There were lots of hints that Steve Jobs was interested in changing the way we all access the internet on the devices he helped create. Back in 2011 there were reports that Apple considered developing its own network for the original iPhone that could potentially replace traditional carrier services using Wi-Fi spectrum. Before that rumours claimed Jobs was interested in Fon, a WiFi sharing service that encourages users to share wireless internet access with others. Today, Walt Mossberg from ReCode shares another story about Jobs’ interest in a world of shared Wi-Fi, describing a conversation between the two where Jobs shared his vision of making free Wi-Fi the norm:
The first iPhone had a lousy, sluggish, cellular-data network, but it also had a much faster data option: Wi-Fi. It even had a feature (still present, but much less touted) that popped up a list of nearby Wi-Fi networks on the screen, so you could always find one in range… But, he once told me, there was a big problem with that technique, one that he wanted to fix: Most of the Wi-Fi networks that popped up on his screen couldn’t be used, because they were secured with passwords. Jobs said he understood the need for security, but he was determined to figure out a way to make free, safe, Wi-Fi sharing from homes and small local businesses not only possible, but common.
Mossberg also claims that Jobs planned to “get other companies involved, in a sort of consortium” to make his vision a reality. The plan, according to the report, was to get manufacturers building wireless routers to build-in an option for a shared, guest network walled off from the user’s personal home network. “Then, he hoped that the industry would encourage people to share their bandwidth with strangers via these guest networks.
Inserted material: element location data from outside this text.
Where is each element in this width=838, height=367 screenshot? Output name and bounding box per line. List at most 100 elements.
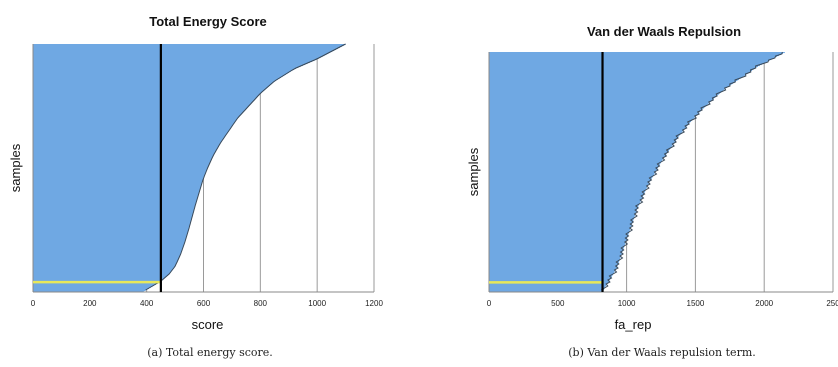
chart-a-bar <box>33 98 257 100</box>
chart-b-bar <box>489 61 768 63</box>
chart-b-bar <box>489 199 642 201</box>
chart-b-bar <box>489 272 615 274</box>
chart-a-bar <box>33 184 202 186</box>
chart-b-bar <box>489 102 710 104</box>
chart-b-bar <box>489 174 655 176</box>
chart-a-bar <box>33 109 246 111</box>
chart-b-bar <box>489 189 647 191</box>
chart-b-bar <box>489 165 660 167</box>
chart-b-bar <box>489 107 705 109</box>
chart-a-tick-label: 400 <box>140 299 154 308</box>
chart-b-bar <box>489 276 612 278</box>
chart-b-bar <box>489 171 656 173</box>
chart-a-bar <box>33 221 192 223</box>
chart-b-bar <box>489 104 708 106</box>
chart-b-bar <box>489 207 638 209</box>
chart-a-bar <box>33 121 236 123</box>
chart-b-bar <box>489 238 628 240</box>
chart-b-bar <box>489 178 652 180</box>
chart-a-bar <box>33 47 340 49</box>
chart-b-bar <box>489 103 709 105</box>
chart-a-bar <box>33 88 267 90</box>
chart-a-bar <box>33 266 176 268</box>
chart-b-bar <box>489 273 614 275</box>
chart-b-bar <box>489 244 625 246</box>
chart-a-bar <box>33 55 325 57</box>
chart-b-bar <box>489 269 616 271</box>
chart-a-bar <box>33 209 195 211</box>
chart-a-bar <box>33 277 166 279</box>
chart-b-bar <box>489 111 701 113</box>
chart-a-bar <box>33 57 321 59</box>
chart-a-bar <box>33 64 306 66</box>
chart-b-bar <box>489 132 682 134</box>
chart-a-bar <box>33 86 269 88</box>
chart-a-bar <box>33 110 246 112</box>
chart-b-bar <box>489 279 611 281</box>
chart-a-bar <box>33 91 264 93</box>
chart-b-bar <box>489 163 661 165</box>
chart-b-bar <box>489 173 655 175</box>
chart-b-bar <box>489 157 665 159</box>
chart-b-bar <box>489 194 644 196</box>
chart-b-bar <box>489 54 782 56</box>
chart-a-bar <box>33 201 197 203</box>
chart-a-bar <box>33 148 218 150</box>
chart-b-bar <box>489 190 646 192</box>
chart-a-bar <box>33 167 208 169</box>
chart-a-bar <box>33 236 187 238</box>
chart-a-bar <box>33 270 173 272</box>
chart-a-bar <box>33 278 165 280</box>
chart-a-bar <box>33 136 226 138</box>
chart-a-bar <box>33 119 237 121</box>
chart-b-bar <box>489 135 680 137</box>
chart-a-bar <box>33 145 220 147</box>
chart-b-bar <box>489 230 630 232</box>
chart-a-bar <box>33 182 203 184</box>
chart-a-bar <box>33 237 187 239</box>
chart-a-bar <box>33 215 193 217</box>
chart-a-bar <box>33 273 170 275</box>
chart-b-bar <box>489 158 664 160</box>
chart-a-bar <box>33 170 207 172</box>
chart-b-bar <box>489 88 726 90</box>
chart-b-bar <box>489 287 605 289</box>
chart-a-bar <box>33 114 242 116</box>
chart-a-bar <box>33 94 260 96</box>
chart-a-bar <box>33 191 200 193</box>
chart-a-bar <box>33 174 206 176</box>
chart-b-bar <box>489 184 649 186</box>
chart-b-bar <box>489 138 678 140</box>
chart-b-bar <box>489 113 699 115</box>
chart-b-bar <box>489 235 629 237</box>
chart-b-bar <box>489 129 685 131</box>
chart-a-bar <box>33 252 182 254</box>
chart-a-tick-label: 1200 <box>365 299 383 308</box>
chart-a-bar <box>33 81 275 83</box>
chart-b-tick-label: 1000 <box>618 299 636 308</box>
chart-b-tick-label: 0 <box>487 299 492 308</box>
chart-a-bar <box>33 134 227 136</box>
chart-b-bar <box>489 172 656 174</box>
chart-a-bar <box>33 115 241 117</box>
chart-b-bar <box>489 245 625 247</box>
chart-b-bar <box>489 266 618 268</box>
chart-a-bar <box>33 126 233 128</box>
chart-a-bar <box>33 260 178 262</box>
chart-b-bar <box>489 71 751 73</box>
chart-a-bar <box>33 122 235 124</box>
chart-b-bar <box>489 146 672 148</box>
chart-b-bar <box>489 80 738 82</box>
chart-b-bar <box>489 286 606 288</box>
chart-a-bar <box>33 222 191 224</box>
chart-a-bar <box>33 249 183 251</box>
chart-a-bar <box>33 155 214 157</box>
chart-b-bar <box>489 220 634 222</box>
chart-a-bar <box>33 234 188 236</box>
chart-a-bar <box>33 285 155 287</box>
chart-a-bar <box>33 78 280 80</box>
chart-b-bar <box>489 133 682 135</box>
chart-a-bar <box>33 149 217 151</box>
chart-a-bar <box>33 289 148 291</box>
chart-b-bar <box>489 232 630 234</box>
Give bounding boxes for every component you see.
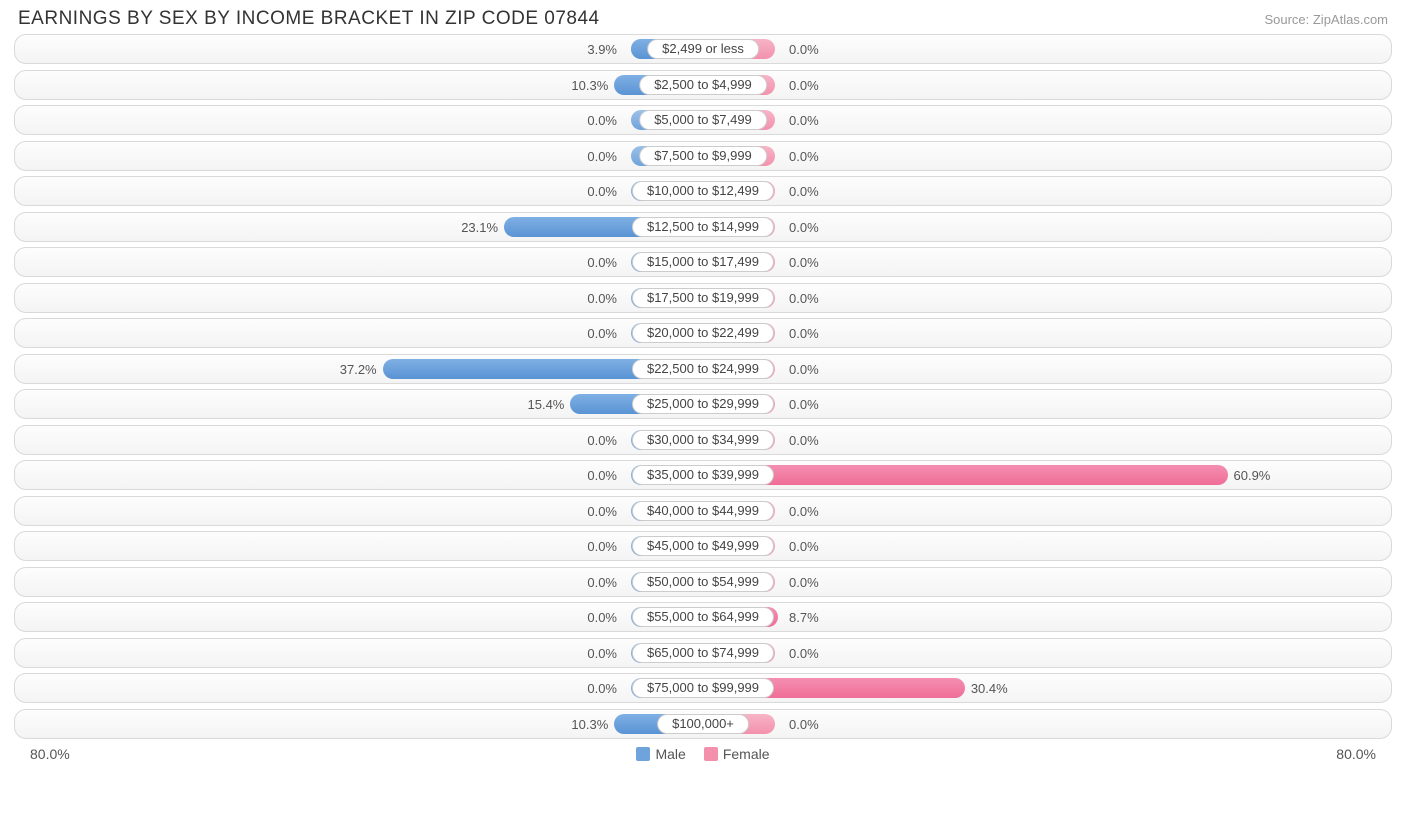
male-pct: 10.3% xyxy=(571,710,608,740)
chart-row: $50,000 to $54,999 0.0% 0.0% xyxy=(14,567,1392,597)
chart-row: $35,000 to $39,999 0.0% 60.9% xyxy=(14,460,1392,490)
chart-footer: 80.0% Male Female 80.0% xyxy=(0,744,1406,762)
female-pct: 0.0% xyxy=(789,71,819,101)
bracket-label: $2,500 to $4,999 xyxy=(639,75,767,95)
female-bar xyxy=(703,465,1228,485)
chart-row: $30,000 to $34,999 0.0% 0.0% xyxy=(14,425,1392,455)
male-pct: 37.2% xyxy=(340,355,377,385)
bracket-label: $75,000 to $99,999 xyxy=(632,678,774,698)
chart-body: $2,499 or less 3.9% 0.0% $2,500 to $4,999 10… xyxy=(0,34,1406,739)
female-pct: 0.0% xyxy=(789,177,819,207)
chart-row: $45,000 to $49,999 0.0% 0.0% xyxy=(14,531,1392,561)
bracket-label: $40,000 to $44,999 xyxy=(632,501,774,521)
male-pct: 0.0% xyxy=(587,674,617,704)
bracket-label: $45,000 to $49,999 xyxy=(632,536,774,556)
chart-row: $100,000+ 10.3% 0.0% xyxy=(14,709,1392,739)
female-pct: 0.0% xyxy=(789,284,819,314)
male-pct: 0.0% xyxy=(587,177,617,207)
female-pct: 0.0% xyxy=(789,355,819,385)
male-pct: 0.0% xyxy=(587,248,617,278)
bracket-label: $65,000 to $74,999 xyxy=(632,643,774,663)
axis-left-max: 80.0% xyxy=(30,746,70,762)
female-pct: 0.0% xyxy=(789,106,819,136)
female-pct: 0.0% xyxy=(789,319,819,349)
bracket-label: $22,500 to $24,999 xyxy=(632,359,774,379)
male-pct: 0.0% xyxy=(587,461,617,491)
female-pct: 0.0% xyxy=(789,390,819,420)
male-pct: 0.0% xyxy=(587,319,617,349)
female-pct: 0.0% xyxy=(789,213,819,243)
legend-male-label: Male xyxy=(655,746,685,762)
female-pct: 0.0% xyxy=(789,35,819,65)
male-pct: 23.1% xyxy=(461,213,498,243)
male-pct: 15.4% xyxy=(528,390,565,420)
legend-female: Female xyxy=(704,746,770,762)
bracket-label: $12,500 to $14,999 xyxy=(632,217,774,237)
bracket-label: $30,000 to $34,999 xyxy=(632,430,774,450)
female-pct: 0.0% xyxy=(789,710,819,740)
female-pct: 8.7% xyxy=(789,603,819,633)
chart-row: $17,500 to $19,999 0.0% 0.0% xyxy=(14,283,1392,313)
male-pct: 10.3% xyxy=(571,71,608,101)
female-pct: 0.0% xyxy=(789,532,819,562)
female-pct: 0.0% xyxy=(789,568,819,598)
bracket-label: $2,499 or less xyxy=(647,39,759,59)
female-pct: 0.0% xyxy=(789,497,819,527)
chart-row: $15,000 to $17,499 0.0% 0.0% xyxy=(14,247,1392,277)
male-pct: 3.9% xyxy=(587,35,617,65)
chart-row: $5,000 to $7,499 0.0% 0.0% xyxy=(14,105,1392,135)
axis-right-max: 80.0% xyxy=(1336,746,1376,762)
male-pct: 0.0% xyxy=(587,603,617,633)
chart-header: EARNINGS BY SEX BY INCOME BRACKET IN ZIP… xyxy=(0,0,1406,34)
chart-row: $10,000 to $12,499 0.0% 0.0% xyxy=(14,176,1392,206)
legend: Male Female xyxy=(636,746,769,762)
chart-source: Source: ZipAtlas.com xyxy=(1264,12,1388,27)
chart-row: $75,000 to $99,999 0.0% 30.4% xyxy=(14,673,1392,703)
legend-female-label: Female xyxy=(723,746,770,762)
bracket-label: $100,000+ xyxy=(657,714,749,734)
female-pct: 0.0% xyxy=(789,248,819,278)
male-pct: 0.0% xyxy=(587,284,617,314)
female-swatch-icon xyxy=(704,747,718,761)
male-pct: 0.0% xyxy=(587,106,617,136)
chart-row: $2,499 or less 3.9% 0.0% xyxy=(14,34,1392,64)
bracket-label: $35,000 to $39,999 xyxy=(632,465,774,485)
chart-row: $22,500 to $24,999 37.2% 0.0% xyxy=(14,354,1392,384)
bracket-label: $15,000 to $17,499 xyxy=(632,252,774,272)
chart-row: $55,000 to $64,999 0.0% 8.7% xyxy=(14,602,1392,632)
female-pct: 0.0% xyxy=(789,142,819,172)
chart-row: $25,000 to $29,999 15.4% 0.0% xyxy=(14,389,1392,419)
chart-row: $40,000 to $44,999 0.0% 0.0% xyxy=(14,496,1392,526)
male-pct: 0.0% xyxy=(587,142,617,172)
male-pct: 0.0% xyxy=(587,497,617,527)
female-pct: 0.0% xyxy=(789,426,819,456)
bracket-label: $7,500 to $9,999 xyxy=(639,146,767,166)
bracket-label: $17,500 to $19,999 xyxy=(632,288,774,308)
chart-row: $65,000 to $74,999 0.0% 0.0% xyxy=(14,638,1392,668)
female-pct: 30.4% xyxy=(971,674,1008,704)
bracket-label: $10,000 to $12,499 xyxy=(632,181,774,201)
male-pct: 0.0% xyxy=(587,568,617,598)
male-pct: 0.0% xyxy=(587,532,617,562)
bracket-label: $55,000 to $64,999 xyxy=(632,607,774,627)
bracket-label: $50,000 to $54,999 xyxy=(632,572,774,592)
chart-row: $20,000 to $22,499 0.0% 0.0% xyxy=(14,318,1392,348)
bracket-label: $20,000 to $22,499 xyxy=(632,323,774,343)
female-pct: 0.0% xyxy=(789,639,819,669)
male-swatch-icon xyxy=(636,747,650,761)
chart-row: $7,500 to $9,999 0.0% 0.0% xyxy=(14,141,1392,171)
male-pct: 0.0% xyxy=(587,426,617,456)
chart-row: $2,500 to $4,999 10.3% 0.0% xyxy=(14,70,1392,100)
bracket-label: $25,000 to $29,999 xyxy=(632,394,774,414)
chart-title: EARNINGS BY SEX BY INCOME BRACKET IN ZIP… xyxy=(18,8,600,30)
legend-male: Male xyxy=(636,746,685,762)
male-pct: 0.0% xyxy=(587,639,617,669)
female-pct: 60.9% xyxy=(1234,461,1271,491)
chart-row: $12,500 to $14,999 23.1% 0.0% xyxy=(14,212,1392,242)
bracket-label: $5,000 to $7,499 xyxy=(639,110,767,130)
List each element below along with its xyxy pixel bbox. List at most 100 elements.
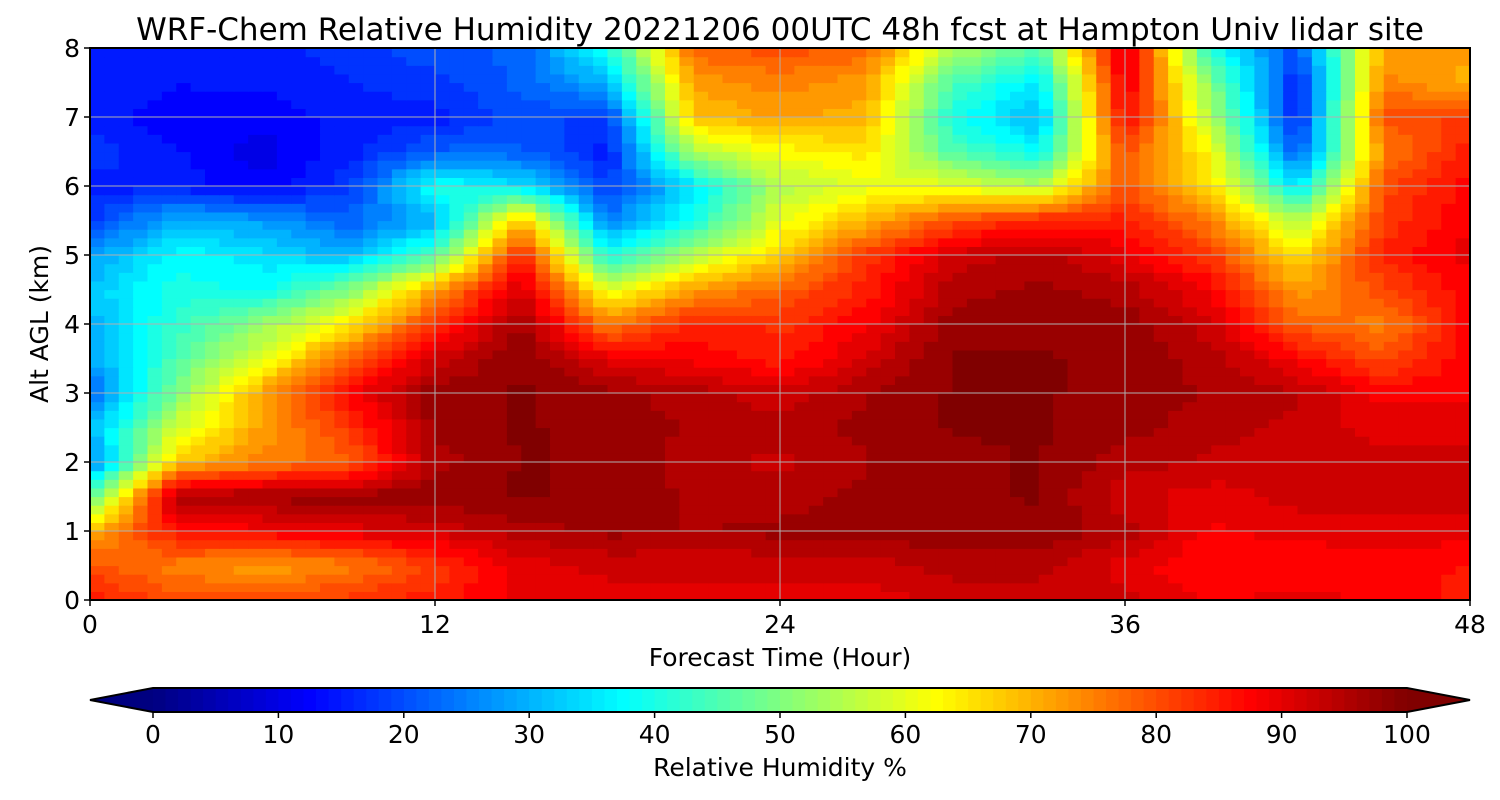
- heat-cell: [1010, 332, 1025, 342]
- heat-cell: [1139, 410, 1155, 420]
- heat-cell: [981, 298, 997, 308]
- heat-cell: [895, 306, 910, 316]
- heat-cell: [147, 203, 163, 213]
- heat-cell: [1283, 565, 1299, 575]
- heat-cell: [348, 229, 364, 239]
- heat-cell: [794, 513, 810, 523]
- heat-cell: [391, 298, 407, 308]
- heat-cell: [938, 177, 954, 187]
- heat-cell: [406, 505, 422, 515]
- heat-cell: [751, 272, 767, 282]
- heat-cell: [305, 522, 321, 532]
- heat-cell: [233, 410, 249, 420]
- heat-cell: [406, 229, 422, 239]
- heat-cell: [765, 574, 781, 584]
- heat-cell: [909, 427, 925, 437]
- heat-cell: [1398, 479, 1414, 489]
- heat-cell: [966, 574, 982, 584]
- heat-cell: [492, 194, 508, 204]
- heat-cell: [1010, 513, 1025, 523]
- heat-cell: [966, 462, 982, 472]
- heat-cell: [1139, 574, 1155, 584]
- heat-cell: [895, 211, 910, 222]
- heat-cell: [1010, 168, 1025, 178]
- heat-cell: [550, 263, 565, 273]
- heat-cell: [1283, 574, 1299, 584]
- heat-cell: [1441, 272, 1457, 282]
- heat-cell: [262, 246, 278, 256]
- heat-cell: [276, 255, 292, 265]
- heat-cell: [909, 574, 925, 584]
- heat-cell: [578, 263, 594, 273]
- heat-cell: [966, 177, 982, 187]
- heat-cell: [1441, 151, 1457, 161]
- heat-cell: [952, 272, 968, 282]
- heat-cell: [593, 401, 609, 411]
- heat-cell: [650, 548, 666, 558]
- heat-cell: [1355, 298, 1370, 308]
- heat-cell: [1196, 349, 1212, 360]
- heat-cell: [909, 168, 925, 178]
- heat-cell: [449, 151, 465, 161]
- heat-cell: [320, 177, 335, 187]
- heat-cell: [981, 168, 997, 178]
- heat-cell: [1326, 263, 1342, 273]
- heat-cell: [952, 324, 968, 334]
- heat-cell: [1426, 237, 1442, 247]
- heat-cell: [1225, 186, 1241, 196]
- heat-cell: [391, 401, 407, 411]
- heat-cell: [765, 160, 781, 170]
- heat-cell: [535, 324, 551, 334]
- heat-cell: [966, 522, 982, 532]
- heat-cell: [909, 496, 925, 506]
- heat-cell: [679, 263, 695, 273]
- heat-cell: [780, 289, 795, 299]
- heat-cell: [607, 591, 623, 600]
- heat-cell: [262, 444, 278, 454]
- heat-cell: [1153, 203, 1169, 213]
- heat-cell: [391, 548, 407, 558]
- heat-cell: [391, 505, 407, 515]
- heat-cell: [1441, 203, 1457, 213]
- heat-cell: [1168, 470, 1184, 480]
- heat-cell: [607, 496, 623, 506]
- heat-cell: [1340, 324, 1356, 334]
- heat-cell: [348, 211, 364, 222]
- heat-cell: [966, 203, 982, 213]
- heat-cell: [190, 556, 206, 567]
- heat-cell: [1383, 384, 1399, 394]
- heat-cell: [722, 194, 738, 204]
- heat-cell: [751, 186, 767, 196]
- heat-cell: [118, 332, 134, 342]
- heat-cell: [133, 237, 149, 247]
- heat-cell: [147, 539, 163, 549]
- heat-cell: [751, 246, 767, 256]
- heat-cell: [1398, 531, 1414, 541]
- heat-cell: [1096, 565, 1112, 575]
- heat-cell: [837, 237, 853, 247]
- heat-cell: [90, 401, 105, 411]
- heat-cell: [1081, 436, 1097, 446]
- heat-cell: [823, 513, 839, 523]
- heat-cell: [535, 574, 551, 584]
- heat-cell: [262, 160, 278, 170]
- heat-cell: [1038, 410, 1054, 420]
- heat-cell: [550, 367, 565, 377]
- heat-cell: [348, 349, 364, 360]
- heat-cell: [521, 539, 537, 549]
- heat-cell: [1340, 332, 1356, 342]
- heat-cell: [550, 151, 565, 161]
- heat-cell: [176, 470, 192, 480]
- heat-cell: [650, 444, 666, 454]
- heat-cell: [391, 539, 407, 549]
- heat-cell: [564, 186, 580, 196]
- heat-cell: [262, 479, 278, 489]
- heat-cell: [722, 263, 738, 273]
- heat-cell: [765, 444, 781, 454]
- heat-cell: [1182, 341, 1198, 351]
- heat-cell: [463, 487, 479, 498]
- heat-cell: [679, 324, 695, 334]
- heat-cell: [866, 522, 882, 532]
- heat-cell: [205, 203, 220, 213]
- heat-cell: [320, 582, 335, 592]
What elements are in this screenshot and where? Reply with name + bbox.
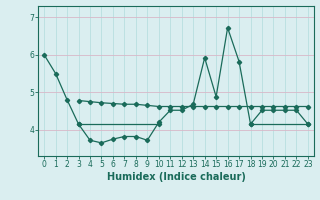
- X-axis label: Humidex (Indice chaleur): Humidex (Indice chaleur): [107, 172, 245, 182]
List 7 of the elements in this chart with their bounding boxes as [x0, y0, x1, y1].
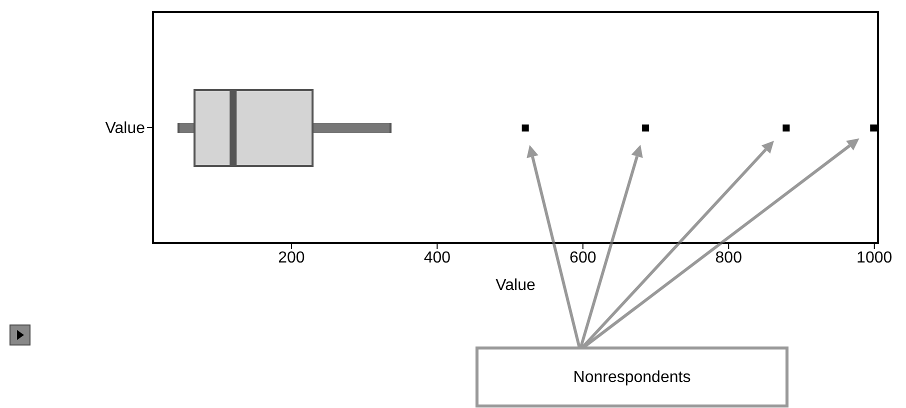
x-tick-label: 600 [570, 249, 596, 266]
x-tick-label: 400 [424, 249, 451, 266]
x-tick-label: 1000 [856, 249, 892, 266]
text: Nonrespondents [573, 369, 691, 386]
x-tick-label: 200 [278, 249, 305, 266]
x-axis-title: Value [494, 277, 536, 295]
x-tick-label: 800 [715, 249, 742, 266]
That way, a smartphone user could walk around, moving from one Wi-Fi hotspot to another, without logging in — much like people using cellular data move from one cell tower to another.”
The report notes that Apple and others have since built in a guest network option into their wireless routers, but that it’s unclear if that came as part of Jobs’ push for the feature or how far along he actually came in developing his idea.